Pese a lo afirmado, la vicepresidenta termina reconociendo que, por diferencias con otros sectores del gobierno, “discutimos, debatimos y nos oponemos a determinadas cosas”. ¿Oponerse a algunas políticas no significa disputar poder? Si a esto le sumamos las diversas declaraciones contrarias a los ministros del área económica –y a otros– efectuadas por dirigentes cercanos a la vicepresidenta, podemos advertir que estamos ante una clara disputa de poder, pese a que se lo pretenda negar. Es evidente que hay una tensión interna que se ha venido manifestando en diferentes ámbitos y circunstancias. Tal situación no es novedosa. Hace poco más de un año, la exministra de Justicia y Derechos Humanos de la Nación, Marcela Losardo –muy cercana al presidente de la Nación–, presentó su renuncia al cargo y fue reemplazada por Martín Soria, dirigente mucho más afín a Cristina Fernández de Kirchner. No es secreto para nadie la atención que le merece a la vicepresidenta de la Nación todo lo ligado al mundo judicial.

 

¿Cuál es la causa de estas disputas?

Indudablemente, los debates públicos en torno a las ministras y los ministros –y a las políticas llevadas adelante por ellos– son producto de miradas divergentes sobre diversas cuestiones en el seno del frente gobernante. Pero también entrañan algo peor: expresan la notable ausencia de liderazgo en el actual gobierno. Las pujas internas –como hemos visto que ha sucedido en los orígenes del peronismo– a veces son un mal necesario –decimos que son un mal, porque la prudencia política siempre aconseja la unidad y no la división– en el camino de consolidación de una conducción efectiva. Pero cuando esas tensiones se transforman en crónicas, repetitivas e interminables, llevan a la impotencia y a una gestión deficiente.

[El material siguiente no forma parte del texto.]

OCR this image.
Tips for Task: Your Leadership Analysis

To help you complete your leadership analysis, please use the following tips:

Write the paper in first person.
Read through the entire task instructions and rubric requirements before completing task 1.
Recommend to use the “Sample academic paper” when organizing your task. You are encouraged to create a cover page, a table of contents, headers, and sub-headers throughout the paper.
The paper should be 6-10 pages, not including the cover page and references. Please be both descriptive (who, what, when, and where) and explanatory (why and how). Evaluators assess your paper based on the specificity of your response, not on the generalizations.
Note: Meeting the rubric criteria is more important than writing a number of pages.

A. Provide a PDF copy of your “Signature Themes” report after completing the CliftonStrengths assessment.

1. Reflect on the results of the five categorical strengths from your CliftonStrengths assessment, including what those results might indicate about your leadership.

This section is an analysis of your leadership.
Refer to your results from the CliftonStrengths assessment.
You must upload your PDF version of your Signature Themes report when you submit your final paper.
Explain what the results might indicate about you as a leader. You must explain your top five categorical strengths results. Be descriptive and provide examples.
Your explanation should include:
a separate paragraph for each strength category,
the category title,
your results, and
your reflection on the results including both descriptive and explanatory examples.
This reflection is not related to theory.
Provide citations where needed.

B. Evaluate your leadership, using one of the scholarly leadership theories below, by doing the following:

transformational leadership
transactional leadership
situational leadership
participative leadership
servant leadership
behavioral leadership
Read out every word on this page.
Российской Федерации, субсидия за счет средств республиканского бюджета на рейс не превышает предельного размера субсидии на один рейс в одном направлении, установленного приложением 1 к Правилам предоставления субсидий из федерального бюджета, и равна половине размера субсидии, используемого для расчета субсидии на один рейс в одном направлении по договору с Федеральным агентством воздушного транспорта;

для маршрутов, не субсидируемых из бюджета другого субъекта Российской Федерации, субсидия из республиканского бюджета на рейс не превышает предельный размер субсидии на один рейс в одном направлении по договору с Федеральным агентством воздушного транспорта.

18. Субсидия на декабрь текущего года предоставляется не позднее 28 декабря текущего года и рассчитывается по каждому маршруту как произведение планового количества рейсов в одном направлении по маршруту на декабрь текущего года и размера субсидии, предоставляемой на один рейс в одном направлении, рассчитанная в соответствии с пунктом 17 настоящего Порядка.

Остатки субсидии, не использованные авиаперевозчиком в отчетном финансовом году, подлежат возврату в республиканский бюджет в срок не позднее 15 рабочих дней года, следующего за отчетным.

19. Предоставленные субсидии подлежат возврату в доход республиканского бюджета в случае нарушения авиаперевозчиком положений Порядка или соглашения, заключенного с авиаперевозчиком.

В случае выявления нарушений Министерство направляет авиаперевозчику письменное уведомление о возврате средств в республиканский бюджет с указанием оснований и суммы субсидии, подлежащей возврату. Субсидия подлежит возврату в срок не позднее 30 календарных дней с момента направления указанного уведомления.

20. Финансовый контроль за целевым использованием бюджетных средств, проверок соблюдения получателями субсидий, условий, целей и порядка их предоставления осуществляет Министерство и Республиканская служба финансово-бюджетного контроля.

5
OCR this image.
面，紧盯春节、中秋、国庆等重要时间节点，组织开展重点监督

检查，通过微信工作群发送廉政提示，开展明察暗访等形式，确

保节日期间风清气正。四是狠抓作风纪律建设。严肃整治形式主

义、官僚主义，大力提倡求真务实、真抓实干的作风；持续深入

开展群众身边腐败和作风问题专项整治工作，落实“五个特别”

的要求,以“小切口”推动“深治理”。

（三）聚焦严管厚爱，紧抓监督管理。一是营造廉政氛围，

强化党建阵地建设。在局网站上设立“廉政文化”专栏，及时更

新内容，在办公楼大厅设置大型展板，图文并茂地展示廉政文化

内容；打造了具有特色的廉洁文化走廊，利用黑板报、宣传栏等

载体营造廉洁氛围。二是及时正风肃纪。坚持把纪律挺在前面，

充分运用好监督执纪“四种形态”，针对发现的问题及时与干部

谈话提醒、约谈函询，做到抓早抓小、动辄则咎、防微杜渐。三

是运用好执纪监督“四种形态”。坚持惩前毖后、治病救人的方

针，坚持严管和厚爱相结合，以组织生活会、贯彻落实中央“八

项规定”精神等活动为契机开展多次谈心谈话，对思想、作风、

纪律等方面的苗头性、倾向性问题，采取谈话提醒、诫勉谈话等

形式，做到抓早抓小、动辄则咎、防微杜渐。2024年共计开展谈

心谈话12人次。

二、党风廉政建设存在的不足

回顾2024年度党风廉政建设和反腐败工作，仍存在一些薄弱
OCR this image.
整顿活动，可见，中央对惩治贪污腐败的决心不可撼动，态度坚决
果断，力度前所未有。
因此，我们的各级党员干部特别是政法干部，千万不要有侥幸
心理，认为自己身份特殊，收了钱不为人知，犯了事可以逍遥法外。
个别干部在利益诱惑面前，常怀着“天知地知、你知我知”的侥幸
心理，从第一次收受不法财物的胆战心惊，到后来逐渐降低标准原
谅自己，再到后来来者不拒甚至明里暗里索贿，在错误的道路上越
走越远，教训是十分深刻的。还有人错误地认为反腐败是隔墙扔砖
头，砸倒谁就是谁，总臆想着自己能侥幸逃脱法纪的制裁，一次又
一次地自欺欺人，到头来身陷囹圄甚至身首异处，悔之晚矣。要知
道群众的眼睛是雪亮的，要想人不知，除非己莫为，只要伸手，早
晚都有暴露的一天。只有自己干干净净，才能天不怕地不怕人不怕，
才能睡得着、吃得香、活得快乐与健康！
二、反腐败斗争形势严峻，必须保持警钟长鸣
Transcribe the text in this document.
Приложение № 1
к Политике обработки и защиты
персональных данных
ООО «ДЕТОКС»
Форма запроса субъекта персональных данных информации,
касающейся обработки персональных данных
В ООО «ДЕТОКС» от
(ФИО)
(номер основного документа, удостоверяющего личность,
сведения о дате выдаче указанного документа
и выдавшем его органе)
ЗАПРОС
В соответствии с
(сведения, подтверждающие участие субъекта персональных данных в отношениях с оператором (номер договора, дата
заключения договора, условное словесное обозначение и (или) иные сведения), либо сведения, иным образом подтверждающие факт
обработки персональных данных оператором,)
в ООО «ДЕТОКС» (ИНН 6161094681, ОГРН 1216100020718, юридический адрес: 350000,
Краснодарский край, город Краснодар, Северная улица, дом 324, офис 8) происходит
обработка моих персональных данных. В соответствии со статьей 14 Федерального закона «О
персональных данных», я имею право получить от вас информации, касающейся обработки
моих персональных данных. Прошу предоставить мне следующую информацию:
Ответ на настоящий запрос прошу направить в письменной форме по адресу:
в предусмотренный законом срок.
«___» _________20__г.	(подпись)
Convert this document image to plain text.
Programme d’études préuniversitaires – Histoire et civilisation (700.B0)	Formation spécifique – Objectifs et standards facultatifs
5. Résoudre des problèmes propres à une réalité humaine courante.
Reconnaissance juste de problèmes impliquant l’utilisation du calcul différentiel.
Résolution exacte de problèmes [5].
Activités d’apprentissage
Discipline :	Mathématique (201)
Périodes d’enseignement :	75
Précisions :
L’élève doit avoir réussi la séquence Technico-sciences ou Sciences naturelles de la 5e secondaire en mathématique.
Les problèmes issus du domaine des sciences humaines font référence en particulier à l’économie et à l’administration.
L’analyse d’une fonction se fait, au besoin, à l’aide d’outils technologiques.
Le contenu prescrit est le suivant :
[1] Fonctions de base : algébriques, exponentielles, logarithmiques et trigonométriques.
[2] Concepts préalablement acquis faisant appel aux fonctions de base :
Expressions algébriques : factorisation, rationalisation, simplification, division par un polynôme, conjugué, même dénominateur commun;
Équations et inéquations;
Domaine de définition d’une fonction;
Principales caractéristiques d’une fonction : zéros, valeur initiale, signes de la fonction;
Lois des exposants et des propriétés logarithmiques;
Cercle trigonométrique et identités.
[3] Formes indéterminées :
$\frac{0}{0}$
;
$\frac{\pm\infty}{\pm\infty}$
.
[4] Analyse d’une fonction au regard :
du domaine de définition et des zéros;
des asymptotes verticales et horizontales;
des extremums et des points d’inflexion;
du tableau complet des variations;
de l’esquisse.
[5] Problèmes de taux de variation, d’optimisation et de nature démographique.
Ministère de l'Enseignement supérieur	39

En definitiva, el problema no es que haya debates en el interior de una coalición gobernante –todo nuevo poder que pretenda existir debe pujar por su nacimiento–, pero sí es perjudicial que esas disputas por la integración de un gabinete sean consecuencia de la inexistencia de un mando definido. La falta de liderazgo siempre es un problema grave que debe ser reparado lo más pronto posible. En ese sentido es preciso recordar la enseñanza de Santo Tomás de Aquino, quien en su imperecedera obra sobre el gobierno de los príncipes aseveró que “es mejor para una multitud que viva en sociedad el ser regido por uno que por muchos”.